Segundo, Silva (2010, p. 22): a jurisprudência dominante é pela não aceitação da prova derivada da ilícita no processo, tomando por base a solução adotada pela Suprema Corte norte-americana, fruits of the poisonus tree, segundo a qual o defeito da árvore transmite-se a seus frutos. Neste entendimento, Silva prossegue citando outros doutrinadores que pactuam esse mesmo entendimento. (apud Scarance Fernandes e Gomes Filho. Segundo argumento:
Na posição mais sensível às garantias da pessoa humana, e consequentemente mais intransigente com os princípios e normas constitucionais, a ilicitude da obtenção da prova transmite-se às provas derivadas, que são assim igualmente banidas do processo.
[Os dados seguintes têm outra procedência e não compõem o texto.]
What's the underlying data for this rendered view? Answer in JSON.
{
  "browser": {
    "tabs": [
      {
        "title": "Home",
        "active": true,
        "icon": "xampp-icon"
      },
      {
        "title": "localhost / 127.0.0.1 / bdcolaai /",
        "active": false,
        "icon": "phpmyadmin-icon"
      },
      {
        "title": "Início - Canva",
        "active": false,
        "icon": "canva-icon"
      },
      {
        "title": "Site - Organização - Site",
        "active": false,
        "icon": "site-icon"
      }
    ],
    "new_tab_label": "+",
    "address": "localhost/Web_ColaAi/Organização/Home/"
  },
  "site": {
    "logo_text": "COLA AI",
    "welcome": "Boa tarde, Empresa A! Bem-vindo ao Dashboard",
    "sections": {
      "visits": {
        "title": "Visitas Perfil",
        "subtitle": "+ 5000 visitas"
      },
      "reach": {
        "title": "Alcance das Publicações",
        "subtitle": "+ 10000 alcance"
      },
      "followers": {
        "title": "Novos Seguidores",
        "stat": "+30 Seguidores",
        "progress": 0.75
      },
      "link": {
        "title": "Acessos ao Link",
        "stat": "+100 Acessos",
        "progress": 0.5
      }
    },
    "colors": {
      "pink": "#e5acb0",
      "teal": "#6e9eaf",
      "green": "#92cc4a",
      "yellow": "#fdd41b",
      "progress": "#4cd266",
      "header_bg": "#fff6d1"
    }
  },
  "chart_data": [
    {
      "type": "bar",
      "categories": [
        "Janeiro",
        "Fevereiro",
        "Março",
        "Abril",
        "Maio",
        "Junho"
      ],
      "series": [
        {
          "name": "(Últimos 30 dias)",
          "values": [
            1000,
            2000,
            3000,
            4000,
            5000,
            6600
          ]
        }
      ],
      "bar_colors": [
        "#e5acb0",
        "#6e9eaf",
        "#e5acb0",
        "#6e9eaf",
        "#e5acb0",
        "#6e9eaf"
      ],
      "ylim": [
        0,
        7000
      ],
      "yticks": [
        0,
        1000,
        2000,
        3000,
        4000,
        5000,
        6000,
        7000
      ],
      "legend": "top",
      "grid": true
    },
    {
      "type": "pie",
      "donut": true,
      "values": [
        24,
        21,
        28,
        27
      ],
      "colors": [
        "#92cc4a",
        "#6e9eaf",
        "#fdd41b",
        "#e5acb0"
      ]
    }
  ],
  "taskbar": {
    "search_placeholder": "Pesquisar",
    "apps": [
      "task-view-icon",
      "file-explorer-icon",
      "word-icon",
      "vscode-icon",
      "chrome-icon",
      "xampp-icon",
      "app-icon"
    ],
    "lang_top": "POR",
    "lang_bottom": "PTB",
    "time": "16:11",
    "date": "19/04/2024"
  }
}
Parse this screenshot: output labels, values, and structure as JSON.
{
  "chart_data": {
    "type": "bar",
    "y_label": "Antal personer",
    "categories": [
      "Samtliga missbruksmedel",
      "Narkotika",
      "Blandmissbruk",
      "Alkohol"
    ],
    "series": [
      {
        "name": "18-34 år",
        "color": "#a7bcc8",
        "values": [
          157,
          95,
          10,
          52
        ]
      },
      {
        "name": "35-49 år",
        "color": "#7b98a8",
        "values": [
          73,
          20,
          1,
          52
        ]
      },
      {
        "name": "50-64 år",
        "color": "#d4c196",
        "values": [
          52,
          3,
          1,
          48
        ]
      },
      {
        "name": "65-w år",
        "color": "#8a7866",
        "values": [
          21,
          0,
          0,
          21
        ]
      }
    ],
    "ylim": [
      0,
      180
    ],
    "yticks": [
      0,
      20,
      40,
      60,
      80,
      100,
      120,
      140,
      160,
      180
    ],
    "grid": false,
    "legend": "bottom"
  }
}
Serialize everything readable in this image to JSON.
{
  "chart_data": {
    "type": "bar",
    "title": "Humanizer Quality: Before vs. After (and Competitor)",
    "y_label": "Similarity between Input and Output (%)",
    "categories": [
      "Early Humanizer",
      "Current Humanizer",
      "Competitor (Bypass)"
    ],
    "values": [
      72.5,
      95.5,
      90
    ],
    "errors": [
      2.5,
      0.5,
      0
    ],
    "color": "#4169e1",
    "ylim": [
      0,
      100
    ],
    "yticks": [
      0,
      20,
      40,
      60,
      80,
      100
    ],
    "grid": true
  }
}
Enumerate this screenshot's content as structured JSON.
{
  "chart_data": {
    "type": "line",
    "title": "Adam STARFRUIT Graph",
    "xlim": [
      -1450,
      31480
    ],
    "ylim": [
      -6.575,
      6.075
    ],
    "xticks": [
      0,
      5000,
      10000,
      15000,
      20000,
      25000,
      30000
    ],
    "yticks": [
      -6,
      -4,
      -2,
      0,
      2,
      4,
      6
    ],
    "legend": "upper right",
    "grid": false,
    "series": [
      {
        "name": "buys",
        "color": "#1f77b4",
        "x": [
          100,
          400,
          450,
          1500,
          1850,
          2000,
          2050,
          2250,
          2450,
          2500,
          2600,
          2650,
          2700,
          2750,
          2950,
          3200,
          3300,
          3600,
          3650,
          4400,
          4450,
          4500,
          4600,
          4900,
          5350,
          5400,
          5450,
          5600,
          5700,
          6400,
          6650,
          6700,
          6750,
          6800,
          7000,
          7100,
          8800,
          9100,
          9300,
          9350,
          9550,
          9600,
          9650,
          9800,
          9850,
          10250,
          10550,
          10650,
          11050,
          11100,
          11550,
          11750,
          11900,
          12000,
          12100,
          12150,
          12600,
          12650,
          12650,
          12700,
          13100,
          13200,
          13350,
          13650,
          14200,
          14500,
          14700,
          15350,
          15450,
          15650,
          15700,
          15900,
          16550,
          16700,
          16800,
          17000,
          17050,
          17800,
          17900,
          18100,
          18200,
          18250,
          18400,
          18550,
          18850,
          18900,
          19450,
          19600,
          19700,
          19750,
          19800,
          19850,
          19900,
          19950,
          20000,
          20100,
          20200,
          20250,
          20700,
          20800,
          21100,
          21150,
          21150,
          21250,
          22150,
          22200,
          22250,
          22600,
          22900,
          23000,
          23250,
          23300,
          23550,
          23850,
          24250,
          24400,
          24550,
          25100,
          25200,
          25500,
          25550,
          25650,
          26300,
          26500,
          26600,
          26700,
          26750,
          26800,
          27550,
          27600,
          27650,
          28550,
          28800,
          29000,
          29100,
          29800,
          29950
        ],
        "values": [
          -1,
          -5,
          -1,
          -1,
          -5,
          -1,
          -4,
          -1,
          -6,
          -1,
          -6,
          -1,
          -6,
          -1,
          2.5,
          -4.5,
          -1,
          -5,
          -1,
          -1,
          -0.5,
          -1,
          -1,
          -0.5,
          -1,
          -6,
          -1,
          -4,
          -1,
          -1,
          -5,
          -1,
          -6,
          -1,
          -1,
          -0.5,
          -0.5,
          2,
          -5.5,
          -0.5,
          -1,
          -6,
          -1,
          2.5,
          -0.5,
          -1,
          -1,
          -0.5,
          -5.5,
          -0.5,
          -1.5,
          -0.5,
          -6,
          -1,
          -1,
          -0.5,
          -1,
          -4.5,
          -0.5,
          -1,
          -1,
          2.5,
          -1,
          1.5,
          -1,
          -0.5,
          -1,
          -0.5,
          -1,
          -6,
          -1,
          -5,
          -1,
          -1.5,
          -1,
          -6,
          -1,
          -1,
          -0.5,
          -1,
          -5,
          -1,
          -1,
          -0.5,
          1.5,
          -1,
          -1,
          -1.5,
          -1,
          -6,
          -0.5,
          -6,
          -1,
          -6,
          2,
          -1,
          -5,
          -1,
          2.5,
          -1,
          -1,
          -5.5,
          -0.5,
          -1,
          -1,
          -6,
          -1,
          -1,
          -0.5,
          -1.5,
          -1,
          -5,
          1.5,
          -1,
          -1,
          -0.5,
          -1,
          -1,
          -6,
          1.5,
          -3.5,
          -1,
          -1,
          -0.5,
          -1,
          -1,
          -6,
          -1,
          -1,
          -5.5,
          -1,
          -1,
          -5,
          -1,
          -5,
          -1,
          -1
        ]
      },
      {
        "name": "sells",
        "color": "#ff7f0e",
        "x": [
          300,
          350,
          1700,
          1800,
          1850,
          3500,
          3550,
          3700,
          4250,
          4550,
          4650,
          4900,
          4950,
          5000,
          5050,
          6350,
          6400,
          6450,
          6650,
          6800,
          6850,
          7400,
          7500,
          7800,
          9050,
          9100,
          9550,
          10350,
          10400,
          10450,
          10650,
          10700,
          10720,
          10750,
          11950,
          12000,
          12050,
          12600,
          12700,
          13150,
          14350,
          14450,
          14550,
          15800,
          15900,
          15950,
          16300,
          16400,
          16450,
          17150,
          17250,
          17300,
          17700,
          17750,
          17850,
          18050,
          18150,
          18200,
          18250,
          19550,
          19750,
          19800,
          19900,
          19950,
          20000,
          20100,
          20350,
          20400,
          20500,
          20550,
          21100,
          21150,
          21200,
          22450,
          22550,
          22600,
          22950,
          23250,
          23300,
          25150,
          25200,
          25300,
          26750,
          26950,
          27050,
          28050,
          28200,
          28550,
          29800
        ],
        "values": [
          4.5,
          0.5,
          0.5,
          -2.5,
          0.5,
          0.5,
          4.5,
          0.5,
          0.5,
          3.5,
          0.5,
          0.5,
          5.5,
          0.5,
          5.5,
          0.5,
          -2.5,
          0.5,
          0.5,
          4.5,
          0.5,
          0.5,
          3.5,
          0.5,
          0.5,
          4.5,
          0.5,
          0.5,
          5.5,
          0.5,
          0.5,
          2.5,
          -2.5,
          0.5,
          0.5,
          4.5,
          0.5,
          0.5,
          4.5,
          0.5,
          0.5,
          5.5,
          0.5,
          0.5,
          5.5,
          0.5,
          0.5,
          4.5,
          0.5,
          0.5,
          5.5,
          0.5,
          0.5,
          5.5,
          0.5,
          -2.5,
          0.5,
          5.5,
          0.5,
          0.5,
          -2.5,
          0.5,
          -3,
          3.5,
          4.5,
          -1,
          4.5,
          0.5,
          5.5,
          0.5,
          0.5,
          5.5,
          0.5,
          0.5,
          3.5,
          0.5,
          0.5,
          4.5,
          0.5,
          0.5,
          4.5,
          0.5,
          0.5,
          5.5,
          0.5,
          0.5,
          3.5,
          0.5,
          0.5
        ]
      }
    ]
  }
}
Silva (apud, Avolio, p. 71), também tratando do assunto, concluiu não ser possível a utilização das provas ilícitas por derivação em nosso Direito. Disse o autor:
Não resta dúvida, como afirmou Ada Grinover, que a Constituição deixou em aberto a questão da admissibilidade das provas ilícitas por derivação. Mas se nos afigura primordial, como pareceu a Trocker, perquirir a ratio das normas violadas pelo comportamento contrário à constituição. Desta forma, efetuando o mesmo raciocínio utilizado pelo autor peninsular, se a prova ilícita tomada por referência comprometer a proteção de valores fundamentais, como a vida, a integridade física, a privacidade ou a liberdade, essa ilicitude há de contaminar a prova dela referida, tornando-a ilícita por derivação, e, portanto, igualmente inadmissível no processo, (SILVA. 2010, p. 23).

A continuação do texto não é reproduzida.